Она пришла. Сгущёнкин почувствовал себя счастливым. Его жизнь лучиком осветила эта строгая и печальная женщина.
Так началась их любовная история.
Её звали Вера, она работала продавщицей в магазине бытовой техники, хотя в дипломе чётко было написано: математик.
Он никем не работал, качал ребёнка, и жил у друзей одного знакомого.
Сгущёнкин на удивление легко вышел из запоя. И как-то разом весь ожил.
Поначалу они с Верой общались как друзья, гуляли и говорили.
И чем больше они общались, тем больше разгорался Сгущёнкин, он прямо-таки расцветал.

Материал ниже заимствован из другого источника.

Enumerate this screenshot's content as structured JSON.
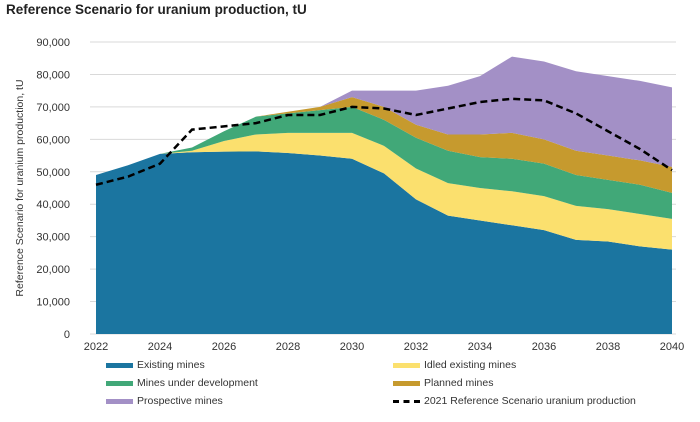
{
  "chart_data": {
    "type": "area",
    "stacked": true,
    "title": "Reference Scenario for uranium production, tU",
    "xlabel": "",
    "ylabel": "Reference Scenario for uranium production, tU",
    "x": [
      2022,
      2023,
      2024,
      2025,
      2026,
      2027,
      2028,
      2029,
      2030,
      2031,
      2032,
      2033,
      2034,
      2035,
      2036,
      2037,
      2038,
      2039,
      2040
    ],
    "xticks": [
      "2022",
      "2024",
      "2026",
      "2028",
      "2030",
      "2032",
      "2034",
      "2036",
      "2038",
      "2040"
    ],
    "ylim": [
      0,
      90000
    ],
    "yticks": [
      "0",
      "10,000",
      "20,000",
      "30,000",
      "40,000",
      "50,000",
      "60,000",
      "70,000",
      "80,000",
      "90,000"
    ],
    "grid": true,
    "legend_position": "bottom",
    "series": [
      {
        "name": "Existing mines",
        "color": "#1b75a0",
        "values": [
          49000,
          52000,
          55500,
          56000,
          56200,
          56300,
          55800,
          55000,
          54000,
          49500,
          41500,
          36500,
          35000,
          33500,
          32000,
          29000,
          28500,
          27000,
          26000
        ]
      },
      {
        "name": "Idled existing mines",
        "color": "#fbe06e",
        "values": [
          0,
          0,
          0,
          500,
          3300,
          5200,
          6200,
          7000,
          8000,
          8500,
          9500,
          10000,
          10000,
          10500,
          10500,
          10500,
          10000,
          10000,
          9500
        ]
      },
      {
        "name": "Mines under development",
        "color": "#41a878",
        "values": [
          0,
          0,
          0,
          1000,
          3000,
          5500,
          6000,
          7000,
          8000,
          8000,
          9500,
          10000,
          9500,
          10000,
          10000,
          9500,
          9000,
          9000,
          8000
        ]
      },
      {
        "name": "Planned mines",
        "color": "#c69a2e",
        "values": [
          0,
          0,
          0,
          0,
          0,
          0,
          500,
          1000,
          3000,
          4000,
          4000,
          5000,
          7000,
          8000,
          7500,
          7500,
          7500,
          7500,
          8000
        ]
      },
      {
        "name": "Prospective mines",
        "color": "#a390c6",
        "values": [
          0,
          0,
          0,
          0,
          0,
          0,
          0,
          0,
          2000,
          5000,
          10500,
          15000,
          18000,
          23500,
          24000,
          24500,
          24500,
          24500,
          24500
        ]
      }
    ],
    "line": {
      "name": "2021 Reference Scenario uranium production",
      "color": "#000000",
      "style": "dashed",
      "values": [
        46000,
        48500,
        52500,
        63000,
        64000,
        65000,
        67500,
        67500,
        70000,
        69500,
        67500,
        69500,
        71500,
        72500,
        72000,
        68000,
        62500,
        57000,
        50500
      ]
    }
  }
}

Алкоголь из его жизни ушёл так же резко, как вошёл. Вера, своим появлением победившая «зелёного змия», из друзей и интересного собеседника доросла до родной души и в один прекрасный момент стала любовницей.
Она с терпением и вниманием относилась к Толечке, без материнских эмоций, зато всегда готовая к гуманным проявлениям заботы в форме кормления и пеленания. Однажды во время прогулки влюблённые углубились в парк. Толик стоял у коляски и придерживался за неё руками. Сгущёнкин что-то в красках рассказывал Верочке. Он так увлёкся повествованием, что ходил туда-сюда, экспрессивно вздымая руки. Неожиданно Толечка отпустил коляску и с весёлым визгом побежал к папе. Сгущёнкин замер. Сердце его наполнилось волнением. Он подхватил сынишку и расцеловал.
– Ты видела это? – обратился он к Верочке. – Первые шаги сынишки только для нас двоих. Для нас двоих – это знак. – воодушевлённо произнёс Сгущёнкин. Та сдержанно улыбнулась.
Её суховатость Сгущёнкин компенсировал своей экспресивностью.
Теперь он большую часть дня проводил на улице, гулял с ребёнком. Свежий воздух радовал его больше, чем стены квартиры. К тому же именно улица подарила ему Верочку.
Забытые Анна Николаевна с сыном ощутили тяжесть пустоты. Оказалось, Сгущёнкин занял в их семье куда как более значимое место, чем им хотелось бы. И его внезапное выпадение из их внутриквартирного общества вывело на свет Божий их изъяны.